For most users, the main rule is this : DON'T INTERFERE ! Please do not delete, move, or rename raw data files. Especially do not delete anything ! The risk is doing a "rm" command which wipes out weeks of precious beam time. Well, that's very unlikely to happen because we copy promptly but the possibility exists. Please have the self-discipline to not "rm" from a "data" disk. Also, please do not put any files on a disk with the string "data" on the name of the disk Those "data" disks are for raw data only. There are separate work disks and scratch disks for files that are not raw data, for example root output files. Thank you for tolerating my paranoia.

Briefly, the way the scripts work is as follows:

1. MSS copying: All files on the data disks are checked to see if they are in the MSS already in the appropriate area, and if not we put them there using "jput". There is a certain probability of order 1% that jput fails. These failures are logged. Another script comes along and re-tries to copy any failures. Essentially we try an infinite number of times to "jput", but in practice I think I've never seen two or more failures. Now, there are various things that can go wrong, e.g. we logged that the file was copied but it actually was not, or we copied but there is no duplicate. There are about 15 rare things that can go wrong. For each of these, an email is sent to Bob Michaels, and I check the log files and fix the problem by hand.

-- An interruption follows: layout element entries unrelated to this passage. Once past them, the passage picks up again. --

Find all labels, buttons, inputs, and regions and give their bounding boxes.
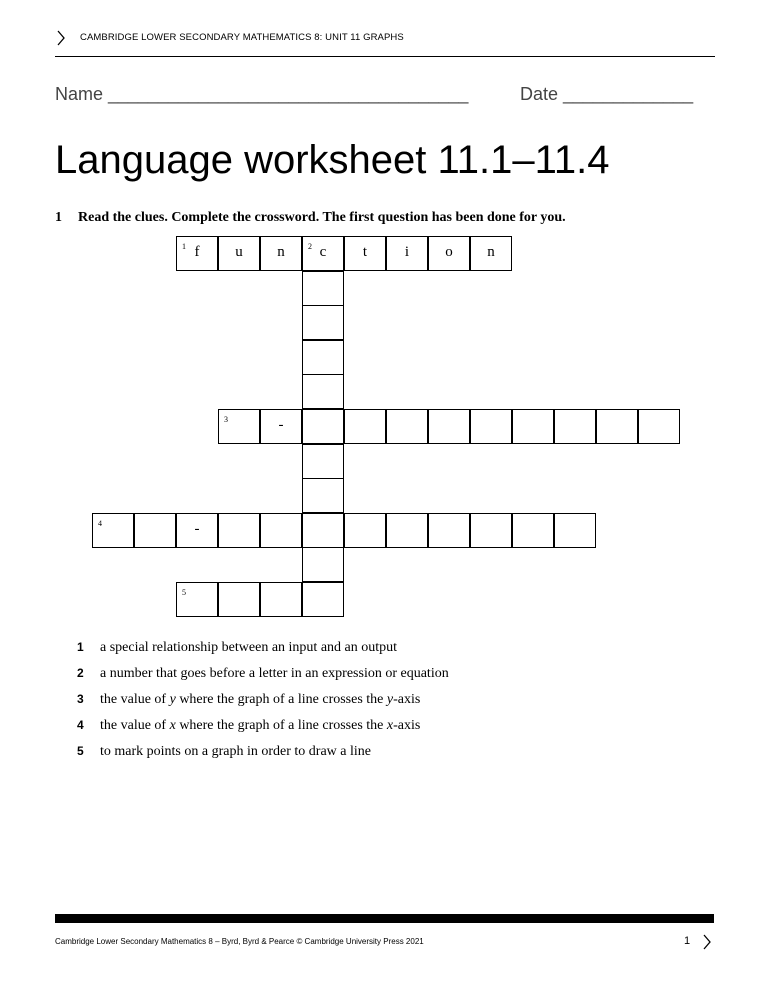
cell-clue-number: 4 <box>98 519 102 528</box>
clue-number: 5 <box>77 744 84 758</box>
crossword-cell[interactable] <box>512 513 554 548</box>
cell-letter: t <box>362 244 368 260</box>
crossword-cell[interactable] <box>302 444 344 479</box>
cell-clue-number: 1 <box>182 242 186 251</box>
crossword-cell[interactable] <box>218 236 260 271</box>
crossword-cell[interactable] <box>512 409 554 444</box>
crossword-cell[interactable] <box>218 513 260 548</box>
next-page-chevron-icon[interactable] <box>702 934 712 950</box>
crossword-cell[interactable] <box>470 409 512 444</box>
crossword-cell[interactable] <box>386 409 428 444</box>
clue-2 <box>77 666 449 692</box>
crossword-cell[interactable] <box>260 513 302 548</box>
crossword-cell[interactable] <box>302 236 344 271</box>
crossword-cell[interactable] <box>302 271 344 306</box>
clue-text: to mark points on a graph in order to draw a line <box>100 744 371 759</box>
crossword-cell[interactable] <box>302 340 344 375</box>
footer-citation: Cambridge Lower Secondary Mathematics 8 – Byrd, Byrd & Pearce © Cambridge University Press 2021 <box>55 937 424 946</box>
crossword-cell[interactable] <box>470 236 512 271</box>
crossword-cell[interactable] <box>344 236 386 271</box>
crossword-cell[interactable] <box>260 409 302 444</box>
clue-number: 1 <box>77 640 84 654</box>
cell-letter: u <box>235 244 243 260</box>
crossword-cell[interactable] <box>302 305 344 340</box>
crossword-cell[interactable] <box>386 513 428 548</box>
crossword-cell[interactable] <box>260 236 302 271</box>
page-number: 1 <box>684 935 691 947</box>
name-field[interactable]: Name ____________________________________ <box>55 84 469 104</box>
crossword-cell[interactable] <box>428 513 470 548</box>
crossword-cell[interactable] <box>302 409 344 444</box>
cell-letter: n <box>487 244 495 260</box>
crossword-cell[interactable] <box>344 513 386 548</box>
crossword-cell[interactable] <box>176 513 218 548</box>
crossword-cell[interactable] <box>638 409 680 444</box>
clue-1 <box>77 640 449 666</box>
crossword-cell[interactable] <box>554 409 596 444</box>
crossword-cell[interactable] <box>428 409 470 444</box>
crossword-cell[interactable] <box>218 409 260 444</box>
crossword-cell[interactable] <box>302 478 344 513</box>
crossword-cell[interactable] <box>386 236 428 271</box>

2. File deletion: A cleanup script is run which first checks disk usage. If the disks are getting full, it starts to delete files provided they are in the MSS, in duplicate, with the same name and same byte count as file on the local disk which is to be deleted. We would rather not delete files because its useful to the experiment to have them locally. Therefore, the aggressiveness of the cleanup script is tuned to how full the disk is. Specifically the amount of time the files can stay on disk is a function of the percentage of disk available. Lately this ends up being about 3 weeks, typically. If the disks get close to full and email is sent to Bob Michaels.